Hall said she feels even stronger than she did before the pacemaker.
“I look back at pictures and I was gray, I felt so weak, so tired,” she said. “When I’m out there running, I’m so strong right now.
“Maybe part of it is peace of mind. I know when I go to cool down, my heart is going to keep going for me.”
Hall said the run was an experience of a lifetime.
“A year ago, I didn’t know if I would ever be able to run again,” she said. “I was so strong at this point and so shocked that I was so strong.
“Meeting everyone else with their devices was very humbling.”
Hall said she had trained and prepared for the 10-mile race, but it ended up being one of her slowest performances.
“I wanted to run fast and run hard, but when I got there, I just felt like that wasn't what I was there for,” she said. “I wanted to be an inspiration to as many people along the route as I could be.”
Hall has been running competitively for 14 years and now coaches runners with Luke’s Locker in Colleyville. She loves the sport, and running is her morning routine, like a cup of coffee at 3:30.
“It gives me that time to myself to think about what my day’s going to be like,” she said. “It stars my day off right and I feel more energized throughout the day.”
Richard Chance also is a coach with Luke’s. He and several other runners ran in Minnesota last year and when they heard about the Global Heroes program, they had to tell Hall, he said.

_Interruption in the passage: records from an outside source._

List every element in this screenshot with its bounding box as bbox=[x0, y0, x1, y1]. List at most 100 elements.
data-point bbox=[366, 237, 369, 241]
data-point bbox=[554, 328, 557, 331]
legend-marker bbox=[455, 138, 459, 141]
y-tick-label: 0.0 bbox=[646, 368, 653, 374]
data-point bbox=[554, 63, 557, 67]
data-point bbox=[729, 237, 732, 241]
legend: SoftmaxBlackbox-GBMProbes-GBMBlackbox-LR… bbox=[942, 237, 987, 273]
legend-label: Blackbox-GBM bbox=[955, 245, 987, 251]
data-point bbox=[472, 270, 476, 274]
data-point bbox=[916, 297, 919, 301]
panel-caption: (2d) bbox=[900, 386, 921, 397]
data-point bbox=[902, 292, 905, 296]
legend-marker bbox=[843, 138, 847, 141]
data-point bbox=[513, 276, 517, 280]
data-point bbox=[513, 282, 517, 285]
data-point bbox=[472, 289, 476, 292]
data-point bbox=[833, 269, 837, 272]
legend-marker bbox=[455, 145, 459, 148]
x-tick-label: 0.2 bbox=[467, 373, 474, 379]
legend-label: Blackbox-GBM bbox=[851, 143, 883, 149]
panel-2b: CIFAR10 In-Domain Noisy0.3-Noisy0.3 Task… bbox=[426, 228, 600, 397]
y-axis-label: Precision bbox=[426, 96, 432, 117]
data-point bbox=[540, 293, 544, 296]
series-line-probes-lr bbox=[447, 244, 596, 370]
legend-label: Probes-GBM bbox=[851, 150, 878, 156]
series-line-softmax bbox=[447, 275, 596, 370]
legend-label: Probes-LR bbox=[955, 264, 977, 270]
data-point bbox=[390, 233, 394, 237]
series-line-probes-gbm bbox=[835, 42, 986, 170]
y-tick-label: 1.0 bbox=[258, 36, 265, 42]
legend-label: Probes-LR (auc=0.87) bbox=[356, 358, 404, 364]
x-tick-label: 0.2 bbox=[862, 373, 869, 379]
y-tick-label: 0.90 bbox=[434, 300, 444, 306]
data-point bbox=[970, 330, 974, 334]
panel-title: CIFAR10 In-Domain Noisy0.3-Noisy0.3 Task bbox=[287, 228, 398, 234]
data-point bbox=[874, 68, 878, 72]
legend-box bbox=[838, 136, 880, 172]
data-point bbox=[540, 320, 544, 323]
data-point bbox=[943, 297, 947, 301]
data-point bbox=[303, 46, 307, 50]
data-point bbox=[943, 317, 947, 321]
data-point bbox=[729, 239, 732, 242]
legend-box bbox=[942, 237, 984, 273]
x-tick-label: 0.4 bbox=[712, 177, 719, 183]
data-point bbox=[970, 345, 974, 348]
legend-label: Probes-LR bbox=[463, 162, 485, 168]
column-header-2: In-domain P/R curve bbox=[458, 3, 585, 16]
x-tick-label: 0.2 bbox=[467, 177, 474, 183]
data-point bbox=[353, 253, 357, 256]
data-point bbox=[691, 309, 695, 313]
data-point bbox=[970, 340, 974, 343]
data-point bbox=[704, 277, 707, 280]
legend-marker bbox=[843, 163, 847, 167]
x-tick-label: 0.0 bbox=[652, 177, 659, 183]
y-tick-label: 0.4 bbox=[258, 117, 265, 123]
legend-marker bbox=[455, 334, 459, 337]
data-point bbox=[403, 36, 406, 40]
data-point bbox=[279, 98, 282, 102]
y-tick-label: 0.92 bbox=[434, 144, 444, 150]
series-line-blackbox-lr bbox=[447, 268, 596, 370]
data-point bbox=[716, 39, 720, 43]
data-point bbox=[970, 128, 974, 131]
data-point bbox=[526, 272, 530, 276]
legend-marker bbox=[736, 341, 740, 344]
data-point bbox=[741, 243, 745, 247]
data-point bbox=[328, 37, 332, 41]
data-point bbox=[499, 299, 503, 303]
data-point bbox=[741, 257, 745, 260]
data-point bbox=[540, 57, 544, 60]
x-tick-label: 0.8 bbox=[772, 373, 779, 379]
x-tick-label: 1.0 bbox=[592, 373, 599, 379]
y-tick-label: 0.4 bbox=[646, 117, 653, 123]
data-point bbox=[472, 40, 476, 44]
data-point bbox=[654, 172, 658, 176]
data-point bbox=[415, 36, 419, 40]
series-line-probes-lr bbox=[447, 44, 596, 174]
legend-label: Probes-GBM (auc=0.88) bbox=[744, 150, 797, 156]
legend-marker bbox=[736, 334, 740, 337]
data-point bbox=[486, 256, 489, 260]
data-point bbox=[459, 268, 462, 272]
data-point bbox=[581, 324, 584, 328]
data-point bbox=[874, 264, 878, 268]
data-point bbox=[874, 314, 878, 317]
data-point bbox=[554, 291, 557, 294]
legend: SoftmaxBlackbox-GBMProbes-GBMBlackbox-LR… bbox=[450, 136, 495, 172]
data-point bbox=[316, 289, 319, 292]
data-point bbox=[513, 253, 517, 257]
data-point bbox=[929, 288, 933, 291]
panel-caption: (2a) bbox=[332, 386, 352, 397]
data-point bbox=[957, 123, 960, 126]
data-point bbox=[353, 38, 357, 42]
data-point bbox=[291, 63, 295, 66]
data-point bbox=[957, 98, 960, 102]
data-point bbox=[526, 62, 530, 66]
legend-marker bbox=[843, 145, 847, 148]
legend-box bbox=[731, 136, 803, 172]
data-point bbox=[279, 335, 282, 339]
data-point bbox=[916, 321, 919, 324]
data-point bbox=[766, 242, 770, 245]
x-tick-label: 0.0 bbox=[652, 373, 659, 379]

“It seems like nothing can keep her down, that’s why I thought she was perfect for this Global Heroes program,” Chance said.
“She loves running and everything, but her strong suit is the way she encourages all the other runners,” Chance said. “She’s a great runner, but she’s even a better person for all the people in the program.”
Hall wants to take her struggle and help others. She said she wants to start a 5K race to help people with heart issues.
“I would love to get out there and raise money and get people to continue living,” she said.